Desmond admits there were times when he grew frustrated. He became angry with Larraine, a grandmother living at the trailer park who once spent her entire allotment of food stamps on a single, extravagant dinner. But the more Desmond thought about it, the more he understood Larraine’s action.
“What she did, to me anyway, is very human and very relatable,” Desmond says. “We can’t all live by bread alone, and the one thing you can do to survive the emotional or spiritual toll that is deep poverty is to survive a little bit in color. And there’s a bunch of behavioral economics and psychology that backs this up. It shows, for Larraine, that she’s not poor because she makes bad decisions; she makes bad decisions, if that’s what we’re going to call them, because she’s poor.”
Desmond’s research indicates that most American families spend 30 percent of their income on housing. The majority of poor renting families spend at least 50 percent of their wages on utilities and housing, with a quarter of those families spending 70 percent.
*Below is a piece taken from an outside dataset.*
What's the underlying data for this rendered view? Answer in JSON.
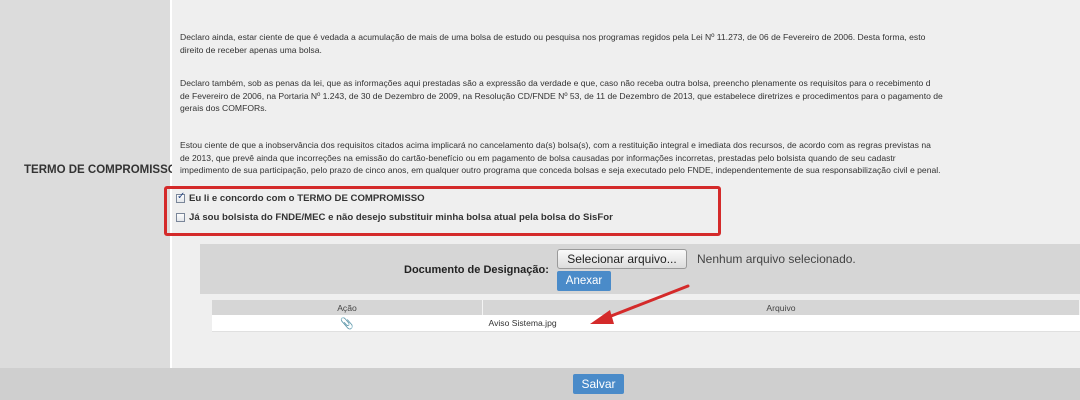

The solution, according to Desmond, is a voucher program in which families with the lowest levels of income would pay no more than 30 percent of their wages on housing.
“There’s a huge benefit for addressing poverty in America,” he says. “There’s a clear benefit to children. If we want to give children a fighting shot to reach their full potential, we have to give them stable, affordable housing. There’s a clear benefit to communities. We know that when people work together, they can improve their communities by driving down crime and keeping the streets safer. But not if we’re strangers, not if we allow this massive churning over in poor communities.”
Rege Behe is a Tribune-Review contributing writer.